Starkes Wachstum, null Gewinn

Zalando hat im abgelaufenen Quartal kräftig an Umsatz zugelegt – doch der Gewinn fällt fast auf null. Denn Europas größter Online-Modehändler muss sich gewaltig strecken, um mit der Konkurrenz mithalten zu können.


Wachstum oder Profit? Um diese Frage geht es, wenn Europas größter Online-Modehändler Zalando seine Zahlen vorlegt. Seit das ehemalige Start-up bewiesen hat, dass man mit dem Klamottenhandel im Internet tatsächlich Geld verdienen kann, präsentiert das Unternehmen regelmäßig Gewinne – und steigert seine Umsätze dabei immer noch stark. Zuletzt scheint sich die Gewichtung allerdings wieder verschoben zu haben: Der Fokus liegt auf dem Wachstum, die Gewinne schrumpfen.

So hat Zalando im dritten Quartal kaum etwas verdient. Der bereinigte Vorsteuergewinn (Ebit) lag bei 0,4 Millionen Euro. Die Marge sank damit auf 0,0 Prozent. Im Vorjahr waren es noch 9,5 Millionen Euro gewesen. Hochgerechnet erwartet Zalando für 2017 ein Ergebnis rund um die 100 Millionen Euro, was einer Marge von drei bis 3,4 Prozent entspräche – und deutlich hinter das Ergebnis des Vorjahres (121 Millionen Euro) zurückfiele.


Der Fokus liegt offenbar wieder auf dem Wachstum. Bis 2020, hatten die Gründer zu Beginn dieses Jahres angekündigt, wolle man den Umsatz verdoppelt haben. Im dritten Quartal steigerte Zalando seinen Umsatz um knapp 29 Prozent auf etwas mehr als eine Milliarde Euro. Das ist ein deutlich stärkeres Wachstum als erwartet. Im Vorjahr hatten die Umsätze im Vergleichszeitraum nur 835 Millionen Euro betragen, bei einer Wachstumsrate von 17 Prozent.

Die Strategie dahinter: Zalando muss wieder stärker investieren, um mit der Konkurrenz mithalten zu können, vor allem mit Amazon, die ebenfalls in Modegeschäft eingestiegen sind. Von Amazon dürften sich die Zalando-Gründer auch die Plattform-Strategie abgeschaut haben: Zalando will künftig nur einen Teil seiner Umsätze mit dem Verkauf von Klamotten machen. Darüber hinaus machen die Internet-Experten hausinterne Dienstleistungen wie Logistik, Datenanalyse und Online-Werbung mehr und mehr auch für Dritte verfügbar.

In den ersten neun Monaten 2017 belief sich der Investitionsaufwand für Zalando – ohne Unternehmenszukäufe – auf 175,6 Millionen Euro, für das Gesamtjahr wird mit Ausgaben in Höhe von rund 250 Millionen Euro geplant. So stellt der Konzern, der weltweit rund 10.000 Mitarbeiter beschäftigt, immer mehr Personal ein, vor allem im Tech-Bereich: Gestiegen sein soll auch die Zahl der Tech-Mitarbeiter. Zuletzt waren es europaweit 1800 Leute.


Erst vor wenigen Tagen hat der Konzern verkündet, nach Dublin und Helsinki einen weiteren Tech-Hub in Europa zu eröffnen: Anfang 2018 sollen die ersten 50 Experten in Lissabon damit anfangen, das „digitale Erlebnis“ für den Kunden auf der Zalando-Plattform zu verbessern: „Sei es im Hinblick auf Personalisierung, Inspiration sowie ein reibungsloses Einkaufserlebnis“, sagt Marc Lamik, Head of Innovation and Partnerships bei Zalando.

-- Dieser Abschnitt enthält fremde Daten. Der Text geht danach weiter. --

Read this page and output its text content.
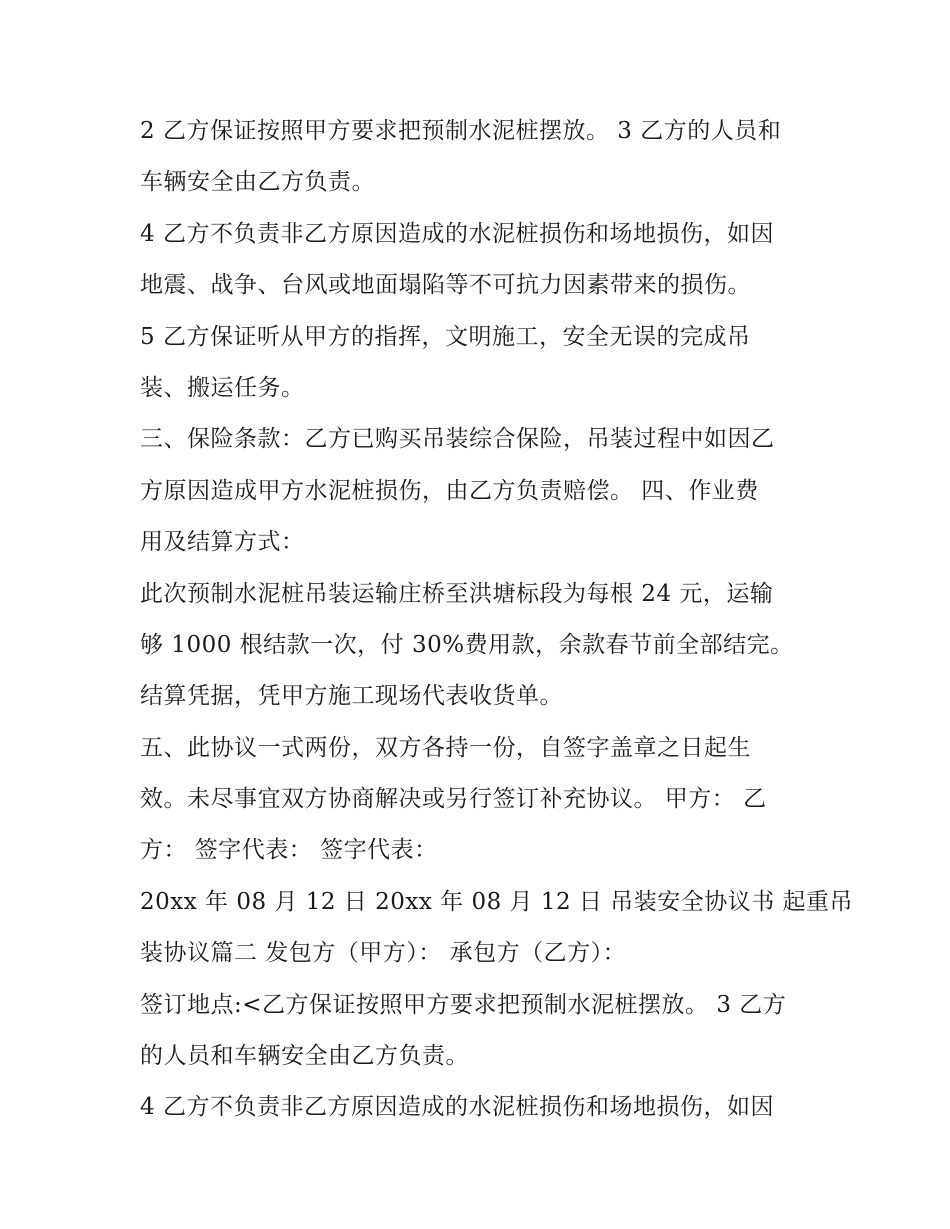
2 乙方保证按照甲方要求把预制水泥桩摆放。 3 乙方的人员和
车辆安全由乙方负责。

4 乙方不负责非乙方原因造成的水泥桩损伤和场地损伤，如因
地震、战争、台风或地面塌陷等不可抗力因素带来的损伤。

5 乙方保证听从甲方的指挥，文明施工，安全无误的完成吊
装、搬运任务。

三、保险条款：乙方已购买吊装综合保险，吊装过程中如因乙
方原因造成甲方水泥桩损伤，由乙方负责赔偿。 四、作业费
用及结算方式：

此次预制水泥桩吊装运输庄桥至洪塘标段为每根 24 元，运输
够 1000 根结款一次，付 30%费用款，余款春节前全部结完。
结算凭据，凭甲方施工现场代表收货单。

五、此协议一式两份，双方各持一份，自签字盖章之日起生
效。未尽事宜双方协商解决或另行签订补充协议。 甲方： 乙
方： 签字代表： 签字代表：

20xx 年 08 月 12 日 20xx 年 08 月 12 日 吊装安全协议书 起重吊
装协议篇二 发包方（甲方）： 承包方（乙方）：

签订地点:<乙方保证按照甲方要求把预制水泥桩摆放。 3 乙方
的人员和车辆安全由乙方负责。

4 乙方不负责非乙方原因造成的水泥桩损伤和场地损伤，如因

Investiert wird auch in die Logistik: So hat das Unternehmen im September ein neues Logistikzentrum in Lahr eröffnet, in dem mittlerweile 700 Menschen beschäftigt sind. Auch die Standorte in Paris, Stettin und Stockholm sind noch relativ neu und werden kontinuierlich ausgebaut.

Neu ist der Fokus auf Kosmetik: Ab 2018 will Zalando auch Make-up, Parfüm und Antifaltencremes verkaufen. Mit Kosmetika, so wird intern gerechnet, werden in Europa jährlich 80 Milliarden Euro umgesetzt – und erst fünf Prozent davon online. Hier sieht das Unternehmen Potenzial. 2010 hatte sich Zalando allerdings schon einmal daran versucht, sein Sortiment in Richtung Beauty zu erweitern. Nur ein Jahr später wurde das Projekt mangels Erfolg wieder eingestellt.